We are sure that management at HCP, Inc. is happy that they spun out the HCR ManorCare assets to a new REIT, since they have not had to deal with the continuing rent shortfall, which started when HCP still owned the assets.

But leveraged investments of any kind seem to be taking their toll across the board. From July 2012 through May 2015, HCP funded a total of $257 million under a collateralized mezzanine loan facility with Tandem Health Care. This loan matures in nine months and has a weighted average interest rate of 11.5% (ouch).

In tandem with this loan, there is a $257 million syndicated senior loan that matures in six months. Through sales of various SNFs, most of the net proceeds of $117 million were used to pay down the senior syndicated loan to the current $257 million level. Tandem owns 32 skilled nursing facilities with 4,766 beds that are leased to Consulate Health Care, which is having financial difficulties and suffered from an adverse qui tam judgement that the judge set aside for the time being because of its size and because it would bankrupt the company.

While Tandem has kept current on its senior debt obligations, the mezzanine loan is another matter.

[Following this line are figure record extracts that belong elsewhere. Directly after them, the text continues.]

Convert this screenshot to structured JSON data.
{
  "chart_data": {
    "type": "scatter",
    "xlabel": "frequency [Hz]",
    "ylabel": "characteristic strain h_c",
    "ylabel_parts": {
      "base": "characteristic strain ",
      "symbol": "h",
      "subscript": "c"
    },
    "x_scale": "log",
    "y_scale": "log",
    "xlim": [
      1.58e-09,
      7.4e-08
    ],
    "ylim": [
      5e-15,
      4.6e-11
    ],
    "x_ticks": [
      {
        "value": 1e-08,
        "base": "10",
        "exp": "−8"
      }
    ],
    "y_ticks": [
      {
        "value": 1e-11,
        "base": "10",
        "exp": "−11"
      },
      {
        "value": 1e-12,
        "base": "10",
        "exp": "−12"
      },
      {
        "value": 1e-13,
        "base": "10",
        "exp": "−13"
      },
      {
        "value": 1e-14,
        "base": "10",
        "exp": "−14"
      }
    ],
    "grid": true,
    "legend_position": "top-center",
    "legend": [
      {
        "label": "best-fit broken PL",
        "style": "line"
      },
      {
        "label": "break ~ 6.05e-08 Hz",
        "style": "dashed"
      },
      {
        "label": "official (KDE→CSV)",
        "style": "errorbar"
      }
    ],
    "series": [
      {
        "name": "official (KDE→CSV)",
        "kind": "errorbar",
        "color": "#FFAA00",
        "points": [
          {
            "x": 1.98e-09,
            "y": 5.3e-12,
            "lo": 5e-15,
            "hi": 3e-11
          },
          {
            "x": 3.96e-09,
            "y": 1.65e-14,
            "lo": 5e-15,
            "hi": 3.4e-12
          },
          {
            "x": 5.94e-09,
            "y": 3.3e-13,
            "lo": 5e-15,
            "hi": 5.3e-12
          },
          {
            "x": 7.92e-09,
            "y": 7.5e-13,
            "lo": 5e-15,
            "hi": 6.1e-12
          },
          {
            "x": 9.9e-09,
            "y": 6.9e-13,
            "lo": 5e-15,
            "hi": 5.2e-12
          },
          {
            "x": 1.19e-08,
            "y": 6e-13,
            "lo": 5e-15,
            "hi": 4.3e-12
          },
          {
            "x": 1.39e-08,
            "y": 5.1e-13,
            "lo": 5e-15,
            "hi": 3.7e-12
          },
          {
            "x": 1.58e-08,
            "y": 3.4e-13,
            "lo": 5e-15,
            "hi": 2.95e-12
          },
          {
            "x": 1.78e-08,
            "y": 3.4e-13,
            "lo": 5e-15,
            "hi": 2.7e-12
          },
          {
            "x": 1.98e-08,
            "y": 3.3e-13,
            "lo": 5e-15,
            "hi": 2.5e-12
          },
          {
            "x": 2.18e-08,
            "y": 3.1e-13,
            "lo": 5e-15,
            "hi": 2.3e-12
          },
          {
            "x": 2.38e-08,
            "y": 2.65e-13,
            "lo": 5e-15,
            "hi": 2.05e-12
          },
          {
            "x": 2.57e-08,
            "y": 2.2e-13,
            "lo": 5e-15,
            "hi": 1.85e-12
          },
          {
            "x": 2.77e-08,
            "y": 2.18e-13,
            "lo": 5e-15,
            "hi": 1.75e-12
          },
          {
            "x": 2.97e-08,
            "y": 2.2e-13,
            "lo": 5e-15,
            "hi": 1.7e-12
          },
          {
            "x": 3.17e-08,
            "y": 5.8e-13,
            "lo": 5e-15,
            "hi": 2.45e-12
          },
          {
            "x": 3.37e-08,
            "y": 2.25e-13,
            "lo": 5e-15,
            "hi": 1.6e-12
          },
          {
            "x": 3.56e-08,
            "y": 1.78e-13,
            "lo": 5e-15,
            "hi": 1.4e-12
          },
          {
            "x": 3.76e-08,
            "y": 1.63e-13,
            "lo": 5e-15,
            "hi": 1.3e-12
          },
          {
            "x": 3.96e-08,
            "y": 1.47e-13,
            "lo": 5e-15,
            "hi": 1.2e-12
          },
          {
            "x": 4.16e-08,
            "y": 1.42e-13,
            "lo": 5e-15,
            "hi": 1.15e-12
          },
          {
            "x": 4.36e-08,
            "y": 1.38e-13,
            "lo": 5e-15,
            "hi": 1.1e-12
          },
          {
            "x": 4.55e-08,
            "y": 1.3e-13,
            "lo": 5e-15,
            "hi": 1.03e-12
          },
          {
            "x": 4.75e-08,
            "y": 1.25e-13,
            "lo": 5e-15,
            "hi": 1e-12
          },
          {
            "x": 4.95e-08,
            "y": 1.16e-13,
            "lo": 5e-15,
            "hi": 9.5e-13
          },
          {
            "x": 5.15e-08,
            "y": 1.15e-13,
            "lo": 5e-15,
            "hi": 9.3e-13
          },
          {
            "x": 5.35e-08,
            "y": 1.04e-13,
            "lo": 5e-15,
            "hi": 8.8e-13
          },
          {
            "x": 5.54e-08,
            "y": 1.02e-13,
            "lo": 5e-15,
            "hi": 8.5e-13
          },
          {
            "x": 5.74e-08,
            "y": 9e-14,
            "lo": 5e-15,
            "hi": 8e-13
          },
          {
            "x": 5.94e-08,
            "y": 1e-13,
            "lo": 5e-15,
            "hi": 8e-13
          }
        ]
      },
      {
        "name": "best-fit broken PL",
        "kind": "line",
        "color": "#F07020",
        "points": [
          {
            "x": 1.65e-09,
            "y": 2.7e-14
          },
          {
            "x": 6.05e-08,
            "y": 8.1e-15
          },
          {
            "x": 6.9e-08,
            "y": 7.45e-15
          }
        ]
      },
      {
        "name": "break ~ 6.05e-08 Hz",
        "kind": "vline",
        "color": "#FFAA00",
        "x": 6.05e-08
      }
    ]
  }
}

That is why mezzanine investors get the higher returns, if they get paid. HCP has already reduced the carrying value of the mezzanine loan to $197 million, and offered Tandem the option to purchase the debt for that amount. They were not able to do so. HCP has concluded that the additional impairment now exceeds $20 million.

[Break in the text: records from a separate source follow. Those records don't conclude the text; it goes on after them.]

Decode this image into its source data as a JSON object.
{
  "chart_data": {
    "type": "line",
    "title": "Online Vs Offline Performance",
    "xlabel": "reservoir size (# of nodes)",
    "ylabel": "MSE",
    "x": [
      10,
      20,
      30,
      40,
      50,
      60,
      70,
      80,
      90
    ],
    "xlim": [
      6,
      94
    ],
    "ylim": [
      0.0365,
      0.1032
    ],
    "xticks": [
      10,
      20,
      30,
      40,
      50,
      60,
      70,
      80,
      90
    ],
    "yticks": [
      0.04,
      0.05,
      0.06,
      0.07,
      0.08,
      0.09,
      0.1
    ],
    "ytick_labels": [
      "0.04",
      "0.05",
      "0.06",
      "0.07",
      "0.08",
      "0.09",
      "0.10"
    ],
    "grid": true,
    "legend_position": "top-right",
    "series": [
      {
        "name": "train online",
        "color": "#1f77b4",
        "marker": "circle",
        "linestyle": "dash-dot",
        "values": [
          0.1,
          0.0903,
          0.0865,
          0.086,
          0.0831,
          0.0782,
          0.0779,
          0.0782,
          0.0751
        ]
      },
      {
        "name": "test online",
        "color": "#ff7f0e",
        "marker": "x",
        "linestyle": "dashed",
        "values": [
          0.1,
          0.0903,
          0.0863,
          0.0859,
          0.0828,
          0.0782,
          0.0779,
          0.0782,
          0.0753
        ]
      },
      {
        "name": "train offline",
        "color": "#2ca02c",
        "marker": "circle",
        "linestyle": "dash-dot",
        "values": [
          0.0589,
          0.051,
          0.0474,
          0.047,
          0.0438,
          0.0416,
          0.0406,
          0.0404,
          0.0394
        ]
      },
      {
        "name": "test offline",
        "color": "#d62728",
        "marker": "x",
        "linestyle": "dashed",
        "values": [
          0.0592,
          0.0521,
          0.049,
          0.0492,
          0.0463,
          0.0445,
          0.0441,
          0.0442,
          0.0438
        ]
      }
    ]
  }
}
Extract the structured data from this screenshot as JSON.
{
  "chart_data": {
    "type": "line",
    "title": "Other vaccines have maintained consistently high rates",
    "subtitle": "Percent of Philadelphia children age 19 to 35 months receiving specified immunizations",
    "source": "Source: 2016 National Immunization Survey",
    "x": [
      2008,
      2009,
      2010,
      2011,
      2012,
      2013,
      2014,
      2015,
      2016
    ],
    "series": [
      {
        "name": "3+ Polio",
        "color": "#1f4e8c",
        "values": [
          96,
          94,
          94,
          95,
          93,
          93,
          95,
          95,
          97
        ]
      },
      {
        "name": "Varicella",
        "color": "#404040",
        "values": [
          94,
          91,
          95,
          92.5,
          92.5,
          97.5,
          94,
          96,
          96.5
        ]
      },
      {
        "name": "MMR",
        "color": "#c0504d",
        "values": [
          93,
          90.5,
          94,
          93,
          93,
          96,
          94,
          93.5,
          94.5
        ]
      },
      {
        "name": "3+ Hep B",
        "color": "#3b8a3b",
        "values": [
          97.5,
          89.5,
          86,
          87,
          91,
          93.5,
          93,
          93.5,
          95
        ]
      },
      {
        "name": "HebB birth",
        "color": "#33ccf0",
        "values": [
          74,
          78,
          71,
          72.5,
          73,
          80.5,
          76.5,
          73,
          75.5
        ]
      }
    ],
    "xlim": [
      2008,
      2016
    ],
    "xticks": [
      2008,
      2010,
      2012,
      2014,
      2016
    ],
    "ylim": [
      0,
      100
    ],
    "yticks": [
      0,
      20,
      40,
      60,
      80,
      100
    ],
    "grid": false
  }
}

The bigger problem comes in July when the senior syndicated loan matures. The easy solution would be for the lenders to kick the can down the road as long as Tandem continues to make payments. But if operations and cash flow continue to deteriorate, they may be forced to make a decision to foreclose. Meanwhile, HCP’s options include trying to sell its mezzanine investment, which we assume would be at a large discount, or find someone to partner with them. Tandem, which is an affiliate of Formation Capital, has been trying to find some partners or investors for a recapitalization, but given the current industry metrics that may be tough to do, or come at a very high price. Not a good way to start 2018.